Blaine adds that “the days we carpool are such better days for me. It gives me a little social time before school.”
And even though last month’s Green Streets day dawned with a nasty snowstorm, Kahn managed to get 193 students and staff members to become Green Streeters for the day. “We wanted them to make a conscious effort to get to school another way,” she says.
Commuting another way
Cushman says walking and biking hold the top spots as the most popular ways of commuting green.
Blaine is a bike commuter in the warmer weather. She says the 15-mile commute to Yarmouth from Portland takes her 50 minutes by bike. She keeps clothes and shampoo at work, so she can shower and change once she gets there.
“It’s a really nice way to start the day and wind down as well,” Blaine says. “Like any new thing you try, it takes actually doing it and then it becomes routine. I tried the bike commute on the weekend first. Then it became easy.”
When the company Mary Anne Higgins works for relocated from Boston to Portland, she was determined to live within walking distance. She settled on the East End and now walks every day to her office on Fore Street. The walk takes her about 15 minutes on a good day, but this commute time can stretch to 30 minutes when the sidewalks are covered in ice.
“I did own a car for the first three months I lived here, then I got rid of it,” Higgins says. “I don’t need it, except for grocery shopping and I can figure that out. I personally do it because it’s healthy and it makes more sense.”
Coming from Boston, with its robust subway system, Higgins says her car-free existence is pretty easy in Portland. But she says the METRO bus would be a lot more user-friendly if it had longer hours.
“The route to the grocery store stops at 6 pm, so if you want to go do groceries after work it’s difficult,” Higgins says.
As an active Green Streets member, she’s working to improve the system by building more community support for buses and trains. “We’re trying to get companies to sponsor public transportation the way they sponsor parking spaces,” Higgins says.

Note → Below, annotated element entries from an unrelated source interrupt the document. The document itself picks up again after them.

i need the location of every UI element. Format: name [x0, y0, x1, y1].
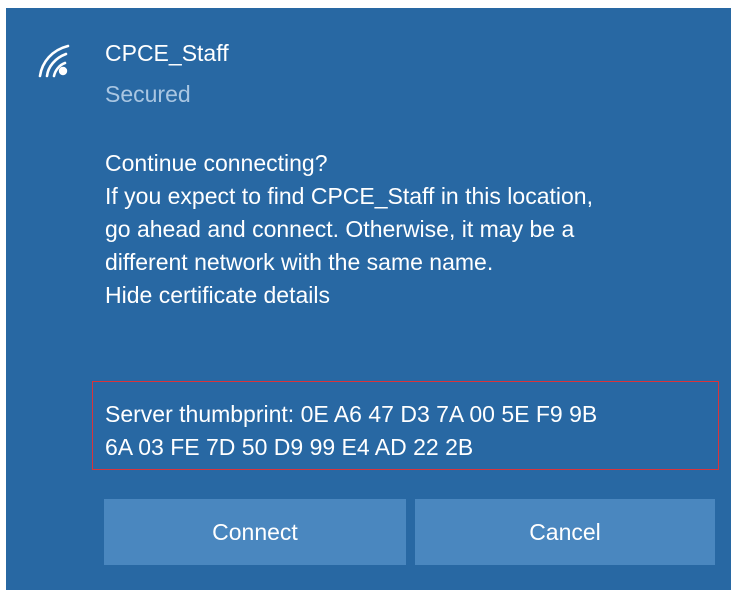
connection-prompt: Continue connecting? If you expect to fi… — [105, 147, 725, 312]
thumbprint-line: 6A 03 FE 7D 50 D9 99 E4 AD 22 2B — [105, 434, 474, 460]
cancel-button[interactable]: Cancel — [415, 499, 715, 565]
network-security-status: Secured — [105, 81, 191, 107]
hide-certificate-details-link[interactable]: Hide certificate details — [105, 279, 725, 312]
network-name: CPCE_Staff — [105, 40, 229, 66]
prompt-line: If you expect to find CPCE_Staff in this… — [105, 183, 593, 209]
prompt-heading: Continue connecting? — [105, 150, 328, 176]
prompt-line: go ahead and connect. Otherwise, it may … — [105, 216, 575, 242]
connect-button[interactable]: Connect — [104, 499, 406, 565]
prompt-line: different network with the same name. — [105, 249, 494, 275]
server-thumbprint: Server thumbprint: 0E A6 47 D3 7A 00 5E … — [105, 398, 597, 464]
wifi-secured-icon — [38, 44, 70, 78]
wifi-connect-panel: CPCE_Staff Secured Continue connecting? … — [6, 8, 731, 590]
thumbprint-line: Server thumbprint: 0E A6 47 D3 7A 00 5E … — [105, 401, 598, 427]
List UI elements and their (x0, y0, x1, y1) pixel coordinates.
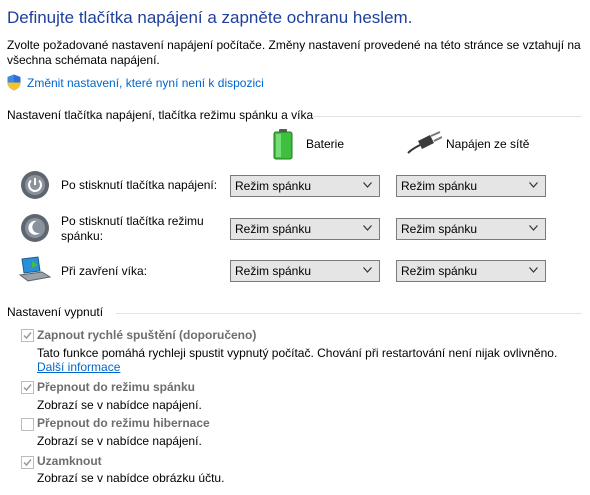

And whether it’s selling companies on transit or getting people out of their cars, much will depend on education.
“One pound of carbon is released into the air for every mile a car drives,” Kahn says. “When we start really knowing what it is we’re doing ... it can be really bad news, and it’s easy to get upset about that — it becomes overwhelming. But we need to find positive steps and think about what I can do to help instead of what I’m doing wrong.”
One thing we all can do is become Green Streeters. It’s free — and so is the coffee.